Kitimatologion İhtiyar Meclisi’nin bir nevi kadastro defteri olup, halen Aya Dimitri Kilisesi’nin arşiv odasında muhafaza edilmektedir. Bu kayıtlar 1880 civarında tanzim edilmiş, Ada’daki gayrimenkuller sokak sokak kaydedilmiştir. Bu kayıtlara göre, Kapetan Deportos Mahallesi’nin sınırları dahilinde Smayth Kleathis, Mösyö Piçi ve Holstein’in köşkleri, Kantarcoğlu ve Simiriotis’in yazlık evleri, biraz daha ileride İranlı Ali Efendi’nin, Vasse Paşa’nın, İsmail Hakkı Bey’in, Naame Efendi’nin, sarayın eczacıbaşısı Diamandaki Bey’in (1870), Rüstem Paşa’nın, Ermeni Şerbetçiyan’ın, Mösyö Couteau’nun, Mösyö Valof’un, Mösyö Aznavur’un…” evleri inşa edildi.

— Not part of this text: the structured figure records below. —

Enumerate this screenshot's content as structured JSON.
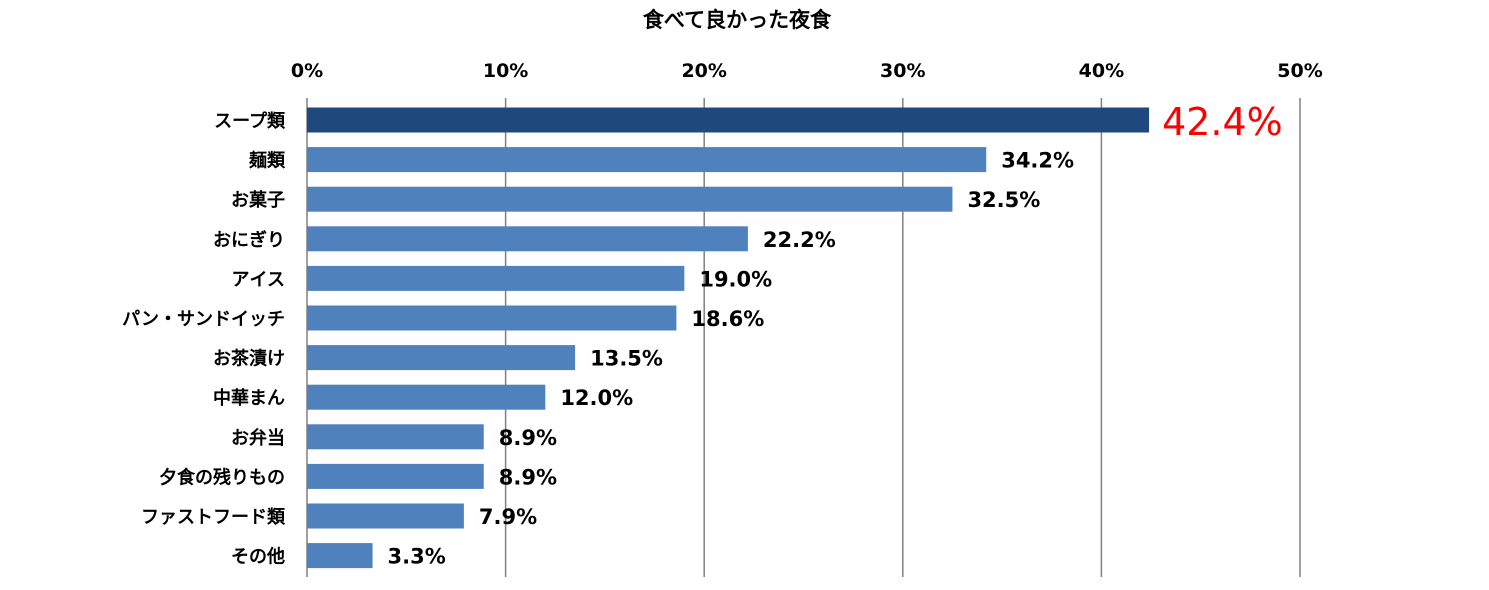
{
  "chart_data": {
    "type": "bar",
    "orientation": "horizontal",
    "title": "食べて良かった夜食",
    "categories": [
      "スープ類",
      "麺類",
      "お菓子",
      "おにぎり",
      "アイス",
      "パン・サンドイッチ",
      "お茶漬け",
      "中華まん",
      "お弁当",
      "夕食の残りもの",
      "ファストフード類",
      "その他"
    ],
    "values": [
      42.4,
      34.2,
      32.5,
      22.2,
      19.0,
      18.6,
      13.5,
      12.0,
      8.9,
      8.9,
      7.9,
      3.3
    ],
    "value_labels": [
      "42.4%",
      "34.2%",
      "32.5%",
      "22.2%",
      "19.0%",
      "18.6%",
      "13.5%",
      "12.0%",
      "8.9%",
      "8.9%",
      "7.9%",
      "3.3%"
    ],
    "xlim": [
      0,
      50
    ],
    "x_ticks": [
      0,
      10,
      20,
      30,
      40,
      50
    ],
    "x_tick_labels": [
      "0%",
      "10%",
      "20%",
      "30%",
      "40%",
      "50%"
    ],
    "x_axis_position": "top",
    "grid": "vertical",
    "highlight_index": 0,
    "colors": {
      "bar": "#4f81bd",
      "bar_highlight": "#1f497d",
      "gridline": "#808080",
      "highlight_label": "#ff0000"
    }
  }
}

Bu isimler o devirde çok tanınmıştı, buraya aynen kayıtlarda bulduğumuz haliyle aktardık.
1862’de “Testa’nın karısı Karolina, Kapetan Deportos Mahallesi’nde, Kurteli’nin bitişiğindeki beş yüz yaş arşınlık araziyi 15 bin kuruş mukabilinde Eme Crepen’e sattı.” Satışların arttığı bir devirde, “Rocco Farra’nın kayınvalidesi Mariana Ohanezi bu arazinin bitişiğindeki yedi yüz arşınlık arsayı 1.800 kuruş mukabilinde Eme Crepen’e sattı.” Kısa süre sonra bu arsaların üstünde bölgenin en güzel neoklasik binalarından, Theodor ve Mari Crepen’in yazlık evleri yükseldi.

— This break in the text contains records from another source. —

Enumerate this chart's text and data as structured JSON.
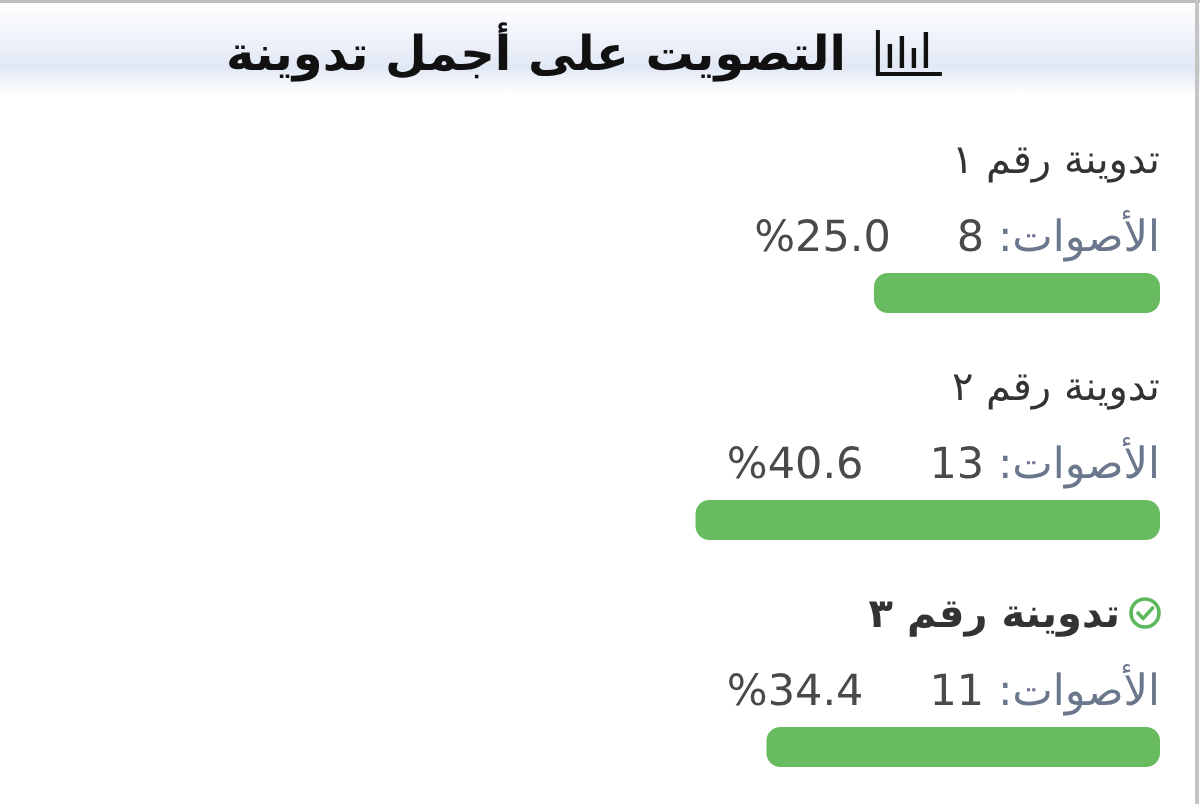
{
  "chart_data": {
    "type": "bar",
    "orientation": "horizontal",
    "title": "التصويت على أجمل تدوينة",
    "categories": [
      "تدوينة رقم ١",
      "تدوينة رقم ٢",
      "**تدوينة رقم ٣**"
    ],
    "values": [
      25.0,
      40.6,
      34.4
    ],
    "color": "#68bb5f",
    "value_labels": [
      "%25.0",
      "%40.6",
      "%34.4"
    ],
    "annotations": [
      "الأصوات: 8",
      "الأصوات: 13",
      "الأصوات: 11"
    ]
  }
}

Crepen’ler gayet zengin Frangolevanten bir aileydi. Beyoğlu’ndaki meşhur Passage Europe’a paralel Passage Crepen onlarındı. Sait Duhani’ye göre, “O devirde Krepen Pasajı, alafranga ayakkabı imal eden kunduracıların merkezi sayılırdı. Sonradan meşhur olan Lehner, Bon, Amiralıs gibi Pera’nın namlı kunduracıları kariyerlerine buradan başlamışlardı.”
Crepen’lerin yakınında ve Con Paşa’nın evinin karşısında, az önce hanakeia olarak tarif ettiğimiz çift neoklasik ahşap ev Konstantinos ve Ioannis Moraitis kardeşlere aitti. Biraz ileride, Simiriotis’in sayfiye evine bitişik, Pallas Okulu’nun yönetim kurulu üyelerinden (1884) Thrasivulos Yanaros’un evi vardı. […]
* * *


Prens Adaları – Prinkipo’daki Giacomo Oteli.